Robert H. Wade, guest blogger
In 2008, Triple Crisis blog partner GDAE gave Wade its prestigious Leontief Prize for Advancing the Frontiers of Economic Thought for his outstanding contributions to the economics of development. Today, GDAE awards the 2012 Leontief Prize to Michael Lipton and C. Peter Timmer for their critical work in the economics of food and agriculture. See full event details.
It is a commonplace to say that the world economy has become “multipolar”, as some developing countries gain a rapidly increasing share of world income. The implication is that the post-Second World War order, in which countries of the West govern the world economy, is now over. We are in the middle of a transition to a new world order in which governments of developing countries have a substantially larger voice in setting global norms and rules.
The negotiations going on in Geneva over the mandate of the United Nations Conference on Trade and Development (UNCTAD) provide a rude shock to this conventional wisdom. UNCTAD is the UN agency, which, since its establishment in 1964, has been most responsive to the preferences of developing countries on the subjects of debt, trade, and finance. It has often voiced a second opinion about issues on which the International Monetary Fund (IMF) and World Bank – governed largely by western governments — consider themselves to be authoritative.

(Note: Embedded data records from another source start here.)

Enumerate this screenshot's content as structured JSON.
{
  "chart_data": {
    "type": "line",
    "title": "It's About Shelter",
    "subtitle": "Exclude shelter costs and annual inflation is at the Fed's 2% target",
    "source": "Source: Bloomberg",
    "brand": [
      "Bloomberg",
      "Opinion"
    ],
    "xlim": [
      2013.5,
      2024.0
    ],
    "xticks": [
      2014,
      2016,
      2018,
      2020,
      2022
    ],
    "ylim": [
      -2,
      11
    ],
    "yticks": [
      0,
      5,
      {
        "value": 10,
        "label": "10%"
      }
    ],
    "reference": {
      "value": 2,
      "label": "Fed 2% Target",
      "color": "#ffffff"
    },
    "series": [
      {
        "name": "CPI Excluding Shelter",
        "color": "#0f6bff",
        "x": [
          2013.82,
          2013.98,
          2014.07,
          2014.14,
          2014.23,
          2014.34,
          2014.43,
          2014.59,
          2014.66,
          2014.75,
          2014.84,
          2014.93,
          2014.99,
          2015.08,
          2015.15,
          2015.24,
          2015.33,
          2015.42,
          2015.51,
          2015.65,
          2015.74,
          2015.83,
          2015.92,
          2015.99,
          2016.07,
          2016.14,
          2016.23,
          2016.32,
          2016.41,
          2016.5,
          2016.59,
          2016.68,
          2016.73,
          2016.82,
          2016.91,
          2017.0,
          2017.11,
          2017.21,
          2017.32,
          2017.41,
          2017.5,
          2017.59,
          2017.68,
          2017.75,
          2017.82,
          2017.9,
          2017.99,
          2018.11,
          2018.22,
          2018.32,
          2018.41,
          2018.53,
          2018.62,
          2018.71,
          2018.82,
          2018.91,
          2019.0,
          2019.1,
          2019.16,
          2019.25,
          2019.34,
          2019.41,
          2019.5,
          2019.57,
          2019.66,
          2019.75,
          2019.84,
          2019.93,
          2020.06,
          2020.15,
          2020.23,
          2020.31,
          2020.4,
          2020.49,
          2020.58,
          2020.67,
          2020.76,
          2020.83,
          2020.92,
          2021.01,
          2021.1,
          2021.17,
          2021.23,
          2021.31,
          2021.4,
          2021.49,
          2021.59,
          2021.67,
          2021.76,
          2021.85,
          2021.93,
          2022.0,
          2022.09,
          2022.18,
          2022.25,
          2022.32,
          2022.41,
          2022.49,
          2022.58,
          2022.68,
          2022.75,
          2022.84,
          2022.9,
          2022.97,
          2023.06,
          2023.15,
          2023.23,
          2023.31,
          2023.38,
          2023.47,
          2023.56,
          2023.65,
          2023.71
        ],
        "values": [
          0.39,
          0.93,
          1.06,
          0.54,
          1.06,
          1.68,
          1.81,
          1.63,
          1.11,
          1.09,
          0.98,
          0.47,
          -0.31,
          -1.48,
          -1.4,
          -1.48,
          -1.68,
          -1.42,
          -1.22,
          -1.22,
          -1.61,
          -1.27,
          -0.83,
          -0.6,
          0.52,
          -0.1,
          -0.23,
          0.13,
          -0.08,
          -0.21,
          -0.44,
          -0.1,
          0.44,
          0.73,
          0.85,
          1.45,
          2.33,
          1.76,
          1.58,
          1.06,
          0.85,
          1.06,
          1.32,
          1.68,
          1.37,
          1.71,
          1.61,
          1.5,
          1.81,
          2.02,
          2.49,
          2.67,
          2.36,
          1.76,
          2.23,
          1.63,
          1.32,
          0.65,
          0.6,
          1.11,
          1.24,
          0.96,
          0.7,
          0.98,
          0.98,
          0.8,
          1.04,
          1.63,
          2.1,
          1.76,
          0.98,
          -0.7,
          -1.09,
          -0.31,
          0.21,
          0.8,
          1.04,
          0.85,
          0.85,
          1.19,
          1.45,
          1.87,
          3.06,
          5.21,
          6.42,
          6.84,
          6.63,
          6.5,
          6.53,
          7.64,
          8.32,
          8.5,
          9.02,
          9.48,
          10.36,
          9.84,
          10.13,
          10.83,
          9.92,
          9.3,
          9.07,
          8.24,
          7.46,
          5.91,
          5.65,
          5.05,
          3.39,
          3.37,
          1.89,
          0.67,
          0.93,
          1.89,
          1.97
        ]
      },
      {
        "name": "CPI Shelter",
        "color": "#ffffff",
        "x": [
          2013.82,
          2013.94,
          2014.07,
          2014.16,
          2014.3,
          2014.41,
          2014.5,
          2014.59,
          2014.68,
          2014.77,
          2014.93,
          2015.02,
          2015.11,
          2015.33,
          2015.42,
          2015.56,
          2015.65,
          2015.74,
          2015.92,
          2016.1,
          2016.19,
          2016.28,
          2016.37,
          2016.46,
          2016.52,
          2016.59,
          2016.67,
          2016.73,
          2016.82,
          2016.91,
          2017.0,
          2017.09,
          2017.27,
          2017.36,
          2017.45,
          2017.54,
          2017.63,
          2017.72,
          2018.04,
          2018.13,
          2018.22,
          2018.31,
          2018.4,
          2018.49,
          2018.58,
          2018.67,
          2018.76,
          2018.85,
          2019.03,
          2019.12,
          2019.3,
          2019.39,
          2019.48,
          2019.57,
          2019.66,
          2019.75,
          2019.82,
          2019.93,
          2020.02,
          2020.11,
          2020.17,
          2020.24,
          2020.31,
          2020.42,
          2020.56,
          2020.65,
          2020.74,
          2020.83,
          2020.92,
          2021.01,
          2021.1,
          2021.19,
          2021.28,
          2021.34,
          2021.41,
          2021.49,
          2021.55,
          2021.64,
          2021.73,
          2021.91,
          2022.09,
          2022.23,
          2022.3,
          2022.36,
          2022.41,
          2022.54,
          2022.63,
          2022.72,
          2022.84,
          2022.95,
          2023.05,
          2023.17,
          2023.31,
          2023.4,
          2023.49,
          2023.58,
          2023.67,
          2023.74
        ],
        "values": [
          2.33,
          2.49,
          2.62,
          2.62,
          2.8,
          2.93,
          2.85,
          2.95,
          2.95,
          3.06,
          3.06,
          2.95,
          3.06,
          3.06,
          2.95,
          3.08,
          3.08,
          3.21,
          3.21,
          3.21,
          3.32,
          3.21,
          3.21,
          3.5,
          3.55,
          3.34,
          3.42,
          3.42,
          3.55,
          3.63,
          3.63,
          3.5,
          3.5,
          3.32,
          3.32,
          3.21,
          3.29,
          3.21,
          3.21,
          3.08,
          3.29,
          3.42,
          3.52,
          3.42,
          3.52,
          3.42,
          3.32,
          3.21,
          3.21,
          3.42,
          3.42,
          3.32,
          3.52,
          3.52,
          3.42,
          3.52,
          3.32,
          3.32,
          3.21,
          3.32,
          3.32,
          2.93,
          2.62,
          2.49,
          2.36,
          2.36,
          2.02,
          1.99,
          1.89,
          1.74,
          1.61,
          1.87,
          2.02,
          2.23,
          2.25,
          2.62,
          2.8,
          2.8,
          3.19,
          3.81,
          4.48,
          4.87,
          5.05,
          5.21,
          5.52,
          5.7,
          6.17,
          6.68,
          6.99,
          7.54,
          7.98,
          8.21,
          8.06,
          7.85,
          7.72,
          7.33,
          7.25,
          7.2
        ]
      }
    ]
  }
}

UNCTAD’s mandate for the next four years is due to be agreed at a ministerial conference in Doha, April 21-26. The text is now under intense negotiation in Geneva. The initiating text was prepared by the chair of the Preparatory Committee, which is comprised of a small number of representatives of groups of countries. The draft text authorized UNCTAD to continue its research and advice on subjects including the current Great Slump, destabilizing capital flows, exchange rate misalignments, the volatility and financialization of commodity markets, special and differential treatment for developing countries, regional financial and monetary cooperation, and the need for reform of the international financial and economic architecture.
The western governments are mounting a determined attempt to amend the text so as to exclude UNCTAD from virtually all these issues. They say that these issues are beyond UNCTAD’s “comparative advantage”, that they are the prerogative of the IMF, World Bank and WTO, that having different international organizations saying different things about them only causes confusion. On the other hand, the western governments are keen for UNCTAD to work on new issues including good governance, democracy, freedom, gender, youth, and UNCTAD organizational reform. They have pursued a strategy described by the Swiss Ambassador to UNCTAD in mid March as “creating headaches… but also chaos [which is] the most fertile basis for creativity when it inspires us to find solutions outside the box…”
Unfortunately the developing country group in UNCTAD, known as the G77, is on the defensive, while major developing countries appear to give greater priority to their new opportunities for negotiating in small groups with the major developed countries, including through the G20 process. So the G77 as a group has been largely reactive to western governments’ strategy, and drawn in to negotiate on the West’s chosen terrain without the western countries negotiating seriously on the issues that the G77 want UNCTAD to work on.
In the wider scheme of things this might seem like a storm in a teacup, given that UNCTAD is an ideas and advice organization rather than a spending organization. But to repeat, UNCTAD is the one UN organization which has articulated arguments which qualify the West’s central argument about development, that “what is good for us in the West – free trade, free capital movements, tight intellectual property protection, and the like – is good for you developing countries too”. Ironically, western governments and western-dominated organizations like the IMF and World Bank, which preach the virtues of competition for others, are trying to close down competition in the realm of policy ideas and advice. Development-oriented civil society organizations in the West should take heed of what is happening now in Geneva, and mobilize their troops to put pressure on their governments to stop trying to silence UNCTAD, which would leave the IMF and World Bank with a monopoly of “official” global opinion about core macroeconomic issues.
Robert H. Wade is professor of political economy at the London School of Economics.
Wade has a crucially important message. UNCTAD provides diversity and competition in the market place for ideas and policies. Diversity and competition are just as important in this market as they are in the markets for goods and services.
The global financial crisis should teach us that institutions are prone to many forms of “capture” — including regulatory, intellectual and political “capture.” The lack of diversity increases the risk of capture.
UNCTAD endorsed some of the heterodox approaches to development to which emerging market countries owe their prosperity. UNCTAD’s endorsements were voiced over the objections of institutions which Western governments now claim have a “competitive advantage” in various arenas relating to finance and trade.
Emerging markets, including those that bring their clout to the G20, have a responsibility to create a “ladder” of development for less prosperous countries to climb. Disabling UNCTAD would be a step toward “kicking away the ladder” (the phrase coined by Ha-Joon Chang). Emerging markets should work with their allies to protect UNCTAD’s existing remit.